Subjective simulation results for the selected 209th inter B-Frame in B-view S1 of the A “Uli” and B “Ballroom” sequences, respectively, at channel SNR = −5 dB: a error free B209 frame, b erroneous Inter B209 frame with SNR = −5 dB, c concealed Inter B209 frame without intra I209 frame EC, d concealed Inter B209 frame with intra I209 frame EC

Fig. 9
figure 9

Subjective simulation results for the selected 209th inter P-Frame in P-view S2 of the A “Uli” and B “Ballroom” sequences, respectively, at channel SNR = −5 dB: a error free P209 frame, b erroneous Inter P209 frame with SNR = −5 dB, c concealed Inter P209 frame without intraI209 frame EC, d concealed Inter P209 frame with intra I209frame EC

Figures 10 and 11 present the objective simulation results of recovering inter B-Frame in B-view S1 and inter P-Frame in P-view S2 of the 3D multi-view Uli and Ballroom video sequences, respectively.

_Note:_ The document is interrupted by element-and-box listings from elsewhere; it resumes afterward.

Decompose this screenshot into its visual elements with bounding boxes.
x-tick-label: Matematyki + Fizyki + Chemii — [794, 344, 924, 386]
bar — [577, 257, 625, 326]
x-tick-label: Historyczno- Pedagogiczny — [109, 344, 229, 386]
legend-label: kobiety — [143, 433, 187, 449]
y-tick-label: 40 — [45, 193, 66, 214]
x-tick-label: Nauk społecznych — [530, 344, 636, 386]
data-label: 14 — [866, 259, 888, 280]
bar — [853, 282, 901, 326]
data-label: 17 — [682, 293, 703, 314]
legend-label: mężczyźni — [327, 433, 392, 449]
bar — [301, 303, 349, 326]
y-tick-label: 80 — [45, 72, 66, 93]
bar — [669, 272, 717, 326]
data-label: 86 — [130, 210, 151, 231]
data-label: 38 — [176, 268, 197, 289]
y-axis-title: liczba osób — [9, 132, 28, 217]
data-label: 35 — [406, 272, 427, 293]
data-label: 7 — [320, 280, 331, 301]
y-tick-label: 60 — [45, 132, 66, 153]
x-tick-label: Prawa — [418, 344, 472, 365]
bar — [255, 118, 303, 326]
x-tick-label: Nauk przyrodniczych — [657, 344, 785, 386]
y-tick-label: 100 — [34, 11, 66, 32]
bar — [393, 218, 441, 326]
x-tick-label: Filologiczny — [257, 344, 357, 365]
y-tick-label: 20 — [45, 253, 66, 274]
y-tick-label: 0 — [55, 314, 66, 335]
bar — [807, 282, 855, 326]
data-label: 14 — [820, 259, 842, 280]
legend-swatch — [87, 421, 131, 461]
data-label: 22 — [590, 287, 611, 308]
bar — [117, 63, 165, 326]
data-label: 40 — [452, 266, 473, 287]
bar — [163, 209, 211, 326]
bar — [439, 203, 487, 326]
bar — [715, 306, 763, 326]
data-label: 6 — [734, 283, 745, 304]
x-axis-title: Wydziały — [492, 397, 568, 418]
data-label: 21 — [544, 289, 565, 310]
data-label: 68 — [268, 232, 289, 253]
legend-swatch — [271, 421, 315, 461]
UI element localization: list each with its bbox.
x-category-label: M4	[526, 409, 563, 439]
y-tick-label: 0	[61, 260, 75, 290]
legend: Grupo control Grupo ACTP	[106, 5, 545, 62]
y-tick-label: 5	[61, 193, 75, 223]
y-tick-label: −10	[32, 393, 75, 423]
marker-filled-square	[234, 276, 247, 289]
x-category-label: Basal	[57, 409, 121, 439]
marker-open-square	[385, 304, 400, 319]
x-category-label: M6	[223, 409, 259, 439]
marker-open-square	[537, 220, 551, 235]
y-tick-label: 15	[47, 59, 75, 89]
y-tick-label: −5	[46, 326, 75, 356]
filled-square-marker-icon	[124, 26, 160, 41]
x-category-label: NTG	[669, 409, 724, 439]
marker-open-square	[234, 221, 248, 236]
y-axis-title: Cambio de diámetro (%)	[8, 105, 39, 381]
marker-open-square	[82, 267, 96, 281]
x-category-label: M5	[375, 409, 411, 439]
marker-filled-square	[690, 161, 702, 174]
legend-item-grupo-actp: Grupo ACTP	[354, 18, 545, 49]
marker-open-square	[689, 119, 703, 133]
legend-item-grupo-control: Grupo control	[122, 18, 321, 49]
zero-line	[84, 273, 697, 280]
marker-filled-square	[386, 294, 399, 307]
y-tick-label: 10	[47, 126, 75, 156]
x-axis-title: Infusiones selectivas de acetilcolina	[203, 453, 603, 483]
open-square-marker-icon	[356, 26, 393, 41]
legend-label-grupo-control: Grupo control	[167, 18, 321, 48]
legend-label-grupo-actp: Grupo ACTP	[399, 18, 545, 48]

We again observe that intra I-frame EC improves the performance of inter B or P-frame EC. Table 1 showes the time comutational complexity of the various proposed EC modes in case of pixel domain and block domain operation for the 3D multi-view Uli and Ballroom video sequences.

Fig. 10
figure 10

PSNR EC performance for a “Uli” and b “Ballroom” test sequences with different channel SNRs for the inter B-Frame in odd B-view S1

Fig. 11
figure 11

PSNR EC performance for a “Uli” and b “Ballroom” test sequences with different channel SNRs for the inter P-Frame in even P-view S2

Table 1 Computational complexity of the proposed EC modes

5 Conclusions

In this paper, we have proposed different multi-hypothesis EC modes for intra-frames and inter-frames of 3D MVV coded sequences corrupted by Rayleigh fading wireless channel errors. The main crux of our proposed algorithms is to adaptively and jointly utilize the spatial, temporal and inter-view correlations in MVC sequences for EC of both intra-frames and inter-frames. The lost MBs are optimally recovered by utilizing motion and disparity matching between frames and views on pixel-by-pixel basis. Our experimental results show that our proposed adaptive pixel-matching hybrid spatio-temporal-inter-view EC modes are significantly superior to conventional EC algorithms that exploit correlation in only the spatial domain or only the temporal domain, e.g. [511]. Also, our results demonstrate that the proposed pixel-matching EC modes are objectively and subjectively pre-eminent comparing to block-matching based EC methods [311]. We also show the effectiveness importance of EC of intra I-frames as they affect the quality of EC of inter P- and B-frames as well. We conclude that the proposed pixel-matching based EC modes proposed in this paper can conceal errors and lost MBs of MVC intra-frames and inter-frames efficiently, and delivering high quality 3D multi-view video.